Optimizing Your Decisions in Economics

These are my notes and thoughts on optimizing your decisions in economics.

When an economic agent chooses the best feasible option, he is optimizing. Optimization using total value calculates the total value of each feasible option and then picks the option with the highest total value. Optimization using marginal analysis calculates the change in total value when a person switches from one feasible option to another, and then uses these marginal comparisons to choose the option with the highest total value. Optimization using total value and optimization using marginal analysis give identical answers.



Economists use optimization to predict most of the choices that people, households, businesses, and governments make.
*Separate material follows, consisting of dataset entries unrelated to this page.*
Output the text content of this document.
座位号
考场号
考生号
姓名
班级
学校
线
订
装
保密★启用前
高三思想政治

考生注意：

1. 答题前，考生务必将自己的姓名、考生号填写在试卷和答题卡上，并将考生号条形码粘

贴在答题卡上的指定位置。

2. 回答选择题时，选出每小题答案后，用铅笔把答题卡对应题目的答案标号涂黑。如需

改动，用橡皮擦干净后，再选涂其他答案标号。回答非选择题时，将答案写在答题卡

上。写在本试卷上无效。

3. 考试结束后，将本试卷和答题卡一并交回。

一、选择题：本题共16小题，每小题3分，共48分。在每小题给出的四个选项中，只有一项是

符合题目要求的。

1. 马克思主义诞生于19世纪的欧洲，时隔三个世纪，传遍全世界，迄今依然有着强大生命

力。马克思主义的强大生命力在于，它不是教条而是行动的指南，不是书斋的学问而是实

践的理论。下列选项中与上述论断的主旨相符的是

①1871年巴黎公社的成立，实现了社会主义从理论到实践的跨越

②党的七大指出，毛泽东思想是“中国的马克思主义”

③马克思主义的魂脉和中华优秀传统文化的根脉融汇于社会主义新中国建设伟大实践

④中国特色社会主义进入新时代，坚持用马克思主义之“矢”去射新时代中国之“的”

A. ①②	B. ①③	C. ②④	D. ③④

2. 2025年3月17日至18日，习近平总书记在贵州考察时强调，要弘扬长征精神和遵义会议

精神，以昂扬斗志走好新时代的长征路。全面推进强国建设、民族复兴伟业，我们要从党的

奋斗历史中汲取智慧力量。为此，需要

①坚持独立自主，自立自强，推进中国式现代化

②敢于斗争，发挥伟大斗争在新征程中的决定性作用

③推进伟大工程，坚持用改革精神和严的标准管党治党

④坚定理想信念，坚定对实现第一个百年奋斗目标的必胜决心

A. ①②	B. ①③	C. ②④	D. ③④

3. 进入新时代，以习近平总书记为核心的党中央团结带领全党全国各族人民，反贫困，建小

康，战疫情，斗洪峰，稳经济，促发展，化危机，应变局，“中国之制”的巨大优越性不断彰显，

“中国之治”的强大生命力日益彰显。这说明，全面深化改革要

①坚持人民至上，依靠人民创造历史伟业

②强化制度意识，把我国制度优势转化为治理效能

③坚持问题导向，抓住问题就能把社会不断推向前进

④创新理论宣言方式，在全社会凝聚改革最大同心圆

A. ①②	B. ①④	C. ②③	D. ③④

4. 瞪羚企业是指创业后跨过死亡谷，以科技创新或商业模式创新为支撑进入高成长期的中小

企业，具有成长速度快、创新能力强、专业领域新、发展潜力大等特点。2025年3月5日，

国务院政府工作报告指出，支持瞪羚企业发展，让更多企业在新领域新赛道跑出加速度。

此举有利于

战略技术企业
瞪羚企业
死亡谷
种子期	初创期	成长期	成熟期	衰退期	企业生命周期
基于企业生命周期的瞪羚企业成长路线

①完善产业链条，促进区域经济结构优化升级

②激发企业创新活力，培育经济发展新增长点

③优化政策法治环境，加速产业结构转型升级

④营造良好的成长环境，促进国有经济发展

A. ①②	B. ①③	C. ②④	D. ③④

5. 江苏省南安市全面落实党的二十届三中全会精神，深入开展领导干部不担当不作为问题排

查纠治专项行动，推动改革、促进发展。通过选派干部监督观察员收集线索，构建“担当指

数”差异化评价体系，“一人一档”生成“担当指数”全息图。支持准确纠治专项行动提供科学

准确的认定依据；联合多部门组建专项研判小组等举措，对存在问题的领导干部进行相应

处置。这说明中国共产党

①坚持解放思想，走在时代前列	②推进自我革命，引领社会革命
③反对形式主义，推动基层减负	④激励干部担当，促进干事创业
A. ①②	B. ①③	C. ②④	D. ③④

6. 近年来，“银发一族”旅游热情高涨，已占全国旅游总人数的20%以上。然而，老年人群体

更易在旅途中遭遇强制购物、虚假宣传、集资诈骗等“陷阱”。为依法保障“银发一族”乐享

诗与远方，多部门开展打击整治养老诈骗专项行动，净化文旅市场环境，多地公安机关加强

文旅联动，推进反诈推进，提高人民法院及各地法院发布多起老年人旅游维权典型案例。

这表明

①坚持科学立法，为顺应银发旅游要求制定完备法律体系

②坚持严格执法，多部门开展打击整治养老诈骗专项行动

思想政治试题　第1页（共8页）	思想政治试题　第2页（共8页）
Optimization is often quite complex. 

 

Behavioral economics explains why people optimize in some situations and fail to optimize in others. When people have self-control problems, optimization is not a good description of behavior. 

 

In normal cost-benefit analysis, the decision maker finds the alternative with the highest value of net benefit, which is benefit minus cost. 

 

Optimizing using total value has three steps:

  1. Translate all costs and benefits into common units, like dollars per month
  2. Calculate the total net benefit of each alternative
  3. Pick the alternative with the highest net benefit

 

Optimization using marginal analysis is often faster to implement than optimization using total value, because optimization using marginal analysis focuses only on the ways that alternatives differ. Optimization using marginal analysis breaks an optimization problem down by thinking about how costs and benefits change as you hypothetically move from one alternative to another. 

 

Economists use the word marginal to indicate a difference between alternatives, usually a difference that represents one step or more.  A cost-benefit calculation that focuses on the difference between one feasible alternative and the next feasible alternative is called marginal analysis. Marginal analysis compares the consequences of doing one step more of something. 

 

Marginal analysis forces us to focus on what is changing when we compare alternatives. Since marginal analysis always picks out the same optimum as minimization of total cost, you can use whichever method is easier for the particular problem that you are analyzing. However, economists mostly use marginal analysis. Optimization at the margin is simple because you can ignore everything about two alternatives that are being compared except the particular attributes that are different. Marginal analysis reminds you to exclude information that is not relevant to your decision. 

 

To sum up, marginal analysis has three key steps:

  1. Translate all costs and benefits into common units, like dollars per month
  2. Calculate the marginal consequences of moving between alternatives
  3. Apply the Principle of Optimization at the Margin by choosing the best alternative with the property that moving to it makes you better off and moving away from it makes you worse off.

 

Marginal analysis can be used to solve any optimization problem. Marginal analysis is most commonly used when there is clear sequence of feasible alternatives.